14.09.2017 06:36
Quelle: schweizerbauer.ch - ber
Heu-Spezialitäten
Heu ist "in aller Munde"
Seit einiger Zeit findet Heu seine Verwendung nicht mehr nur als Futter von Nutz- und Haustieren. Heusuppen als Beispiel sind schon länger bekannt. Nun werden aber immer mehr Spezialitäten aus getrockneten Wiesengräsern hergestellt. So beispielsweise Bier, Sirup und Salziz.

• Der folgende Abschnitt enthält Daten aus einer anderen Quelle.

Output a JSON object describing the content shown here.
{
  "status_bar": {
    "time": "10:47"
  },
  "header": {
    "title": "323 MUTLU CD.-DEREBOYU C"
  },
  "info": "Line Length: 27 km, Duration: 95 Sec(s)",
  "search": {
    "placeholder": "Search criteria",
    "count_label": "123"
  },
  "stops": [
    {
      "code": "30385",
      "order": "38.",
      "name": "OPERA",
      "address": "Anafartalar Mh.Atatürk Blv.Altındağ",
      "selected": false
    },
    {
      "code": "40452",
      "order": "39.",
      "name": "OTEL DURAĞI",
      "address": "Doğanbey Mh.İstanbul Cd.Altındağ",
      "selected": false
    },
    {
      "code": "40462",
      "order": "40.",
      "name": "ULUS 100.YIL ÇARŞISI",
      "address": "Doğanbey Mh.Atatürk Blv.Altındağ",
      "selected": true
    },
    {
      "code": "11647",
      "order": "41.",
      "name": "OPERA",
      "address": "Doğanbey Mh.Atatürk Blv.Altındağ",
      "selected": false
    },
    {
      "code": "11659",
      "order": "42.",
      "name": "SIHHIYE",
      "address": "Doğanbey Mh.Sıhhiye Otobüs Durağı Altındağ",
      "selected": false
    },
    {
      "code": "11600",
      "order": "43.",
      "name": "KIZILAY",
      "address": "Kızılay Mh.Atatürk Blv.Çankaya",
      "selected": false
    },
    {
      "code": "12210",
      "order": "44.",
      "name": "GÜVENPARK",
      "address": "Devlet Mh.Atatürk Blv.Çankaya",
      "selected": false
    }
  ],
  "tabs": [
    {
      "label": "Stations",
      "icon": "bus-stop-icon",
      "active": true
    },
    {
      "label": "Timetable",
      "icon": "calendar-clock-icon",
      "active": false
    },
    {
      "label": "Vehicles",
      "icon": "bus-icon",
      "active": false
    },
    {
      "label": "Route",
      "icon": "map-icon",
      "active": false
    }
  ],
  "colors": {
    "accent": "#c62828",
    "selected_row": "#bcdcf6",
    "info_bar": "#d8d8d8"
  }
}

In der Brauerei Rosengarten in Einsiedeln SZ werden jährlich 60'000 Flaschen Heu-Bier hergestellt. Im «gäächen» (steilen) Gelände, hoch über dem Muotathal wird traditionsgemäss am 1. August in reiner Handarbeit das Heu geerntet. Später wird es auf den Schultern der Bauern ins Tal getragen. Zwei Heu-Burden werden in der Brauerei Rosengarten in Einsiedeln abgeladen. Daraus wird das Heu-Bier «Gääch» hergestellt.

Dies ist aber zeitaufwändig. Zuerst muss der Gerstensaft mehrmals durch das Heu gepumpt werden, bevor es dann rund zwei Monate im kühlen Keller gelagert wird. Gegenüber Schweiz am Wochenende sagt Brauerei-Besitzer Alois Gmür: «Man schmeckt das Heu tatsächlich auf dem Gaumen. Auch mit der Nase riecht man es heraus.»

Verschiedene Bündner Heu-Spezialitäten

In Filisur im Albulatal bieten Sabina und Marcel Heinrich ein grosses Angebot an Spezialitäten an. Nebst den speziellen Bergkartoffelsorten findet man bei den beiden schon seit Jahren eine Reihe an Heu-Produkten. Sie bieten unter anderem Bergheu-Salziz, Bergheu-Bröckli und Bergheu-Sirup an. Das Heu stammt von ihren Maiensässen, welche auf 1800 m ü. m. liegen. «Dort gibt es eine viel grössere Kräutervielfalt» sagt Sabina Heinrich zu Schweiz am Wochenende. 

Verein Heumilch

Letztes Jahr wurde der Verein Heumilch gegründet. Mit der Idee, silofreie Milch besser vermarkten zu können. Präsident und Landwirt Walter Münger aus Muolen SG erstaunt es nicht, dass Heu derzeit in aller Munde ist. «Heu ist emotional besetzt. Beim Wort Heu beginnt das Kopfkarussell zu kreisen. Dabei kommen Bergwelt, Wiesen, frische Bergluft, Natur und Heidi in den Sinn.»

Heumilch sei ein Juwel in der Milchwirtschaft, weil sie auf einer Fütterung basiere, welch früher normal war. Ganz ohne Silofütterung werde im Sommer Gras gefüttert und im Winter Heu vom eigenen Betrieb. «Mit einem Anteil von rund 30 Prozent dieser Milch auf dem Markt, ist die Schweiz weltweit führend."

Strenge Vorschriften

Heu als Lebensmittel zu verwenden, ist jedoch nicht ganz ohne. Es kann Pestizide oder giftige Pflanzen enthalten. Das Gesetz verbietet deshalb, Heu ohne Spezifizierung in Lebensmitteln zu verarbeiten. Wer Heu verarbeiten will, muss gewährleisten können, dass die Gräser und Kräuter des Heus eindeutig identifizierbar sind.